Pakistan’s industrial sector has dismissed government claims of reducing the circular debt and cutting electricity tariffs, saying that instead of relief, the burden on consumers continues to rise as distribution companies seek fresh tariff hikes.
Power distribution companies (DISCOs) have approached the National Electric Power Regulatory Authority (NEPRA) for permission to recover Rs21.7 billion from consumers for the first quarter (July–September) of FY2025–26, despite earlier assurances of tariff relief following revised deals with independent power producers (IPPs).

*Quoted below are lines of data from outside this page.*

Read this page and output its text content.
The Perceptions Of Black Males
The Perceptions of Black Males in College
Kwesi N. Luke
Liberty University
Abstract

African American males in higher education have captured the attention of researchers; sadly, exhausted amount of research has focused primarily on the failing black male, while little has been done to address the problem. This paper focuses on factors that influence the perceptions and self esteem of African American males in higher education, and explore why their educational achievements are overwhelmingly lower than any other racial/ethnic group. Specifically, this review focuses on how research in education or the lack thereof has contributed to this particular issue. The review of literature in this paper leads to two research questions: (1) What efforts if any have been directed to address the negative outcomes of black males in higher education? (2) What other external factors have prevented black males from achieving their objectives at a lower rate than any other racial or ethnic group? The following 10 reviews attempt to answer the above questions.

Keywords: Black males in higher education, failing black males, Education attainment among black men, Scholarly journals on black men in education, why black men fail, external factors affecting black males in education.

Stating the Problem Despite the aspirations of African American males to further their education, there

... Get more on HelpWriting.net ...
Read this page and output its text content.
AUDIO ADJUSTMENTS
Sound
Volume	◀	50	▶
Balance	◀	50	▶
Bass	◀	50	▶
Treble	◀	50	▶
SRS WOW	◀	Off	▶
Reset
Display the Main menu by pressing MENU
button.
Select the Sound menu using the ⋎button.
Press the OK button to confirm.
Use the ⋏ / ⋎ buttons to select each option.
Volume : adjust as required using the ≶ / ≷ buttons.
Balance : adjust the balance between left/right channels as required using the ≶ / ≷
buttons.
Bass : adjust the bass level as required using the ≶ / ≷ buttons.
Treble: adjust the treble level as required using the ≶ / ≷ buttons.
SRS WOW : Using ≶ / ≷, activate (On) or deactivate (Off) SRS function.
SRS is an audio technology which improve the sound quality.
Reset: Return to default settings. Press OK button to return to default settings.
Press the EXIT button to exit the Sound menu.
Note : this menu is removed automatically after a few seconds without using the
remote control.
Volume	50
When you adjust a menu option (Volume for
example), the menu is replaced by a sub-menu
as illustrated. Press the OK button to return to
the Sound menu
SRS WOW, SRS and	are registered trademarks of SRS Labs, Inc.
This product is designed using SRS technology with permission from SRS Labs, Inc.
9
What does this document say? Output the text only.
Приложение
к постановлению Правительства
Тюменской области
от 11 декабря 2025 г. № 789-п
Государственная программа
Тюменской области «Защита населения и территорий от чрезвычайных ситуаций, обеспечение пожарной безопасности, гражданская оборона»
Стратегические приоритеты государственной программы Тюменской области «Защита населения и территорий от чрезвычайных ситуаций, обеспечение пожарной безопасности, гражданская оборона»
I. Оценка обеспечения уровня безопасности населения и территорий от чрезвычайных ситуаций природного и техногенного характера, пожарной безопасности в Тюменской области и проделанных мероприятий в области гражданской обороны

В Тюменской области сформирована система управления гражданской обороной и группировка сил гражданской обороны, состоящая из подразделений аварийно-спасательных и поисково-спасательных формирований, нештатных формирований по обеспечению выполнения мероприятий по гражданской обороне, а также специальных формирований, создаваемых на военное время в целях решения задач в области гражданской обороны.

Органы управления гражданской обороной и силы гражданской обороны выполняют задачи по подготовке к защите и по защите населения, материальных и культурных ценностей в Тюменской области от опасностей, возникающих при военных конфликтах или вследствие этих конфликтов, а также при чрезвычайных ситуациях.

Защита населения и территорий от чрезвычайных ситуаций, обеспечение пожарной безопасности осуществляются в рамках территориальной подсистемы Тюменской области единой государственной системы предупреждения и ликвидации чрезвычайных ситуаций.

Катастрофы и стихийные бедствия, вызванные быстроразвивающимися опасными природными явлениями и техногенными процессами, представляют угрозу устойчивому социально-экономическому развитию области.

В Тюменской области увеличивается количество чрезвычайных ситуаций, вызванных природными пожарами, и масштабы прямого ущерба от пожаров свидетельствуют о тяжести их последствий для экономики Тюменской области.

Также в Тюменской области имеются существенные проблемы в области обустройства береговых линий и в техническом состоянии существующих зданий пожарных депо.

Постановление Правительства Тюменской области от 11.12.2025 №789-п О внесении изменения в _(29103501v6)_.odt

During the last fiscal year, capacity payments dropped significantly by Rs47 billion in the third quarter and Rs53 billion in the fourth mainly due to the termination of several IPP agreements. However, industry experts now warn that these gains are being reversed.
At a NEPRA public hearing on Thursday, industry representatives strongly opposed the government’s stance that the Rs79 billion rise in circular debt during July September 2025 was merely “seasonal.” They argued that such an increase contradicts official claims that the circular debt issue had been resolved through bank settlements and a Rs3.23 per unit surcharge imposed on consumers.
“The government promised lower capacity charges after revising IPP contracts, yet the bills keep rising,” said Tanveer Bari, an industry representative. He urged NEPRA to reject tariff increases linked to fuel cost adjustments.
Rehan Jawed, representing Karachi industries, criticised the incremental power package announced for industries and agriculture, calling it ineffective due to high rates. “The tariff under the package is Rs22.90 per unit it must be reduced to Rs16 to make any real impact,” he said. Jawed added that industries were already paying Rs160 billion in cross-subsidies, demanding that the government fund such subsidies through the budget instead.
NEPRA officials acknowledged challenges in curbing circular debt, citing low bill recovery rates and persistent losses in public-sector companies. They confirmed that a Rs180 billion reduction in capacity payments was included in the reference tariff but warned that systemic issues continued to undermine sustainability.
According to the DISCOs’ petitions, the Rs21.7 billion capacity charge impact was partly offset by Rs13.3 billion in savings from reduced operation costs, lower system losses, and market operator fees. Still, companies requested NEPRA to allow the recovery of Rs8.41 billion from consumers under quarterly adjustments.
Among DISCOs, Lahore Electric Supply Company (LESCO) reported the highest capacity charges of Rs8.45 billion, followed by Multan (MEPCO) with Rs4.35 billion, Gujranwala (GEPCO) with Rs4.22 billion, and Faisalabad (FESCO) with Rs2.33 billion.
In contrast, Hyderabad Electric Supply Company (HESCO) recorded a negative adjustment of Rs3.21 billion, the largest among all, followed by Tribal (TESCO) and Peshawar (PESCO).
Despite government claims of progress, experts warn that the circular debt crisis remains far from over, and without meaningful reforms, the energy sector will continue to burden both industry and consumers alike.